Photo: The Canadian Press
The logo for OpenAI, the maker of ChatGPT, appears on a mobile phone, in New York, Tuesday, Jan. 31, 2023. OpenAI is launching a new tool in an effort to curb its reputation as a freewheeling cheating machine with a new tool Tuesday that can help teachers detect if a student or artificial intelligence wrote that homework. (AP Photo/Richard Drew)
The maker of ChatGPT is trying to curb its reputation as a freewheeling cheating machine with a new tool that can help teachers detect if a student or artificial intelligence wrote that homework.
The new AI Text Classifier launched Tuesday by OpenAI follows a weeks-long discussion at schools and colleges over fears that ChatGPT’s ability to write just about anything on command could fuel academic dishonesty and hinder learning.
OpenAI cautions that its new tool – like others already available – is not foolproof. The method for detecting AI-written text “is imperfect and it will be wrong sometimes,” said Jan Leike, head of OpenAI’s alignment team tasked to make its systems safer.

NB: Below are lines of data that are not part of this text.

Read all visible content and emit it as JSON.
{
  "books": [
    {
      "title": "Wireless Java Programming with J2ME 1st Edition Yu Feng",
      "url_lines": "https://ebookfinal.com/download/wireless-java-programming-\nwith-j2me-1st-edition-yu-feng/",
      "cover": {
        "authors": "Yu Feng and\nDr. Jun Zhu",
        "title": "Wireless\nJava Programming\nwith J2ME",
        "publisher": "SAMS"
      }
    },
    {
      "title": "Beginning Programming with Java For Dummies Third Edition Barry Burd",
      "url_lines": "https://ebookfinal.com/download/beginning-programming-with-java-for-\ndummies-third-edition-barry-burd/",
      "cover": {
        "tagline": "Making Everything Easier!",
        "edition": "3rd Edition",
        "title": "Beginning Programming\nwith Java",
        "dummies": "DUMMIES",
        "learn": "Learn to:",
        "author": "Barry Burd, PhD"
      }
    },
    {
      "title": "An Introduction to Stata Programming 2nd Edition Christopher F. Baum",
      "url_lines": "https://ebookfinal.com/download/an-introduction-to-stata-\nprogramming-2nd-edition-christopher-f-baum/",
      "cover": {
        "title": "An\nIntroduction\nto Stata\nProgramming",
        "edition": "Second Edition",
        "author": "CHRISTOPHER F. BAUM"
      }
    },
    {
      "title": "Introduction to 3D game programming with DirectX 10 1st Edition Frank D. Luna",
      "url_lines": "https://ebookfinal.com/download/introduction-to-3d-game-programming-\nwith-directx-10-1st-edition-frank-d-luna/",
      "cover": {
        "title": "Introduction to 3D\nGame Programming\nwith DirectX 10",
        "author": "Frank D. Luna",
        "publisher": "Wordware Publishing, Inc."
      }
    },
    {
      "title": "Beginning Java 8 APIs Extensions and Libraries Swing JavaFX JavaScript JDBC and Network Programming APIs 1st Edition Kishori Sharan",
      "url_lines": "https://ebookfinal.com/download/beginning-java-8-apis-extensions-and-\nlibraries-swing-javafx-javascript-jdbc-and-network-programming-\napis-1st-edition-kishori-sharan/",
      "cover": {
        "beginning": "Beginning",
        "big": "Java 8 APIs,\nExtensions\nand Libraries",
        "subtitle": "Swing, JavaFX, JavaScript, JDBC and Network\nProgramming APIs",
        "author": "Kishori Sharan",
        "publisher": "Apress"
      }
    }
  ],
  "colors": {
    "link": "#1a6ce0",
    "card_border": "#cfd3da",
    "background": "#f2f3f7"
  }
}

“Because of that, it shouldn’t be solely relied upon when making decisions,” Leike said.
Teenagers and college students were among the millions of people who began experimenting with ChatGPT after it launched Nov. 30 as a free application on OpenAI’s website. And while many found ways to use it creatively and harmlessly, the ease with which it could answer take-home test questions and assist with other assignments sparked a panic among some educators.
By the time schools opened for the new year, New York City, Los Angeles and other big public school districts began to block its use in classrooms and on school devices.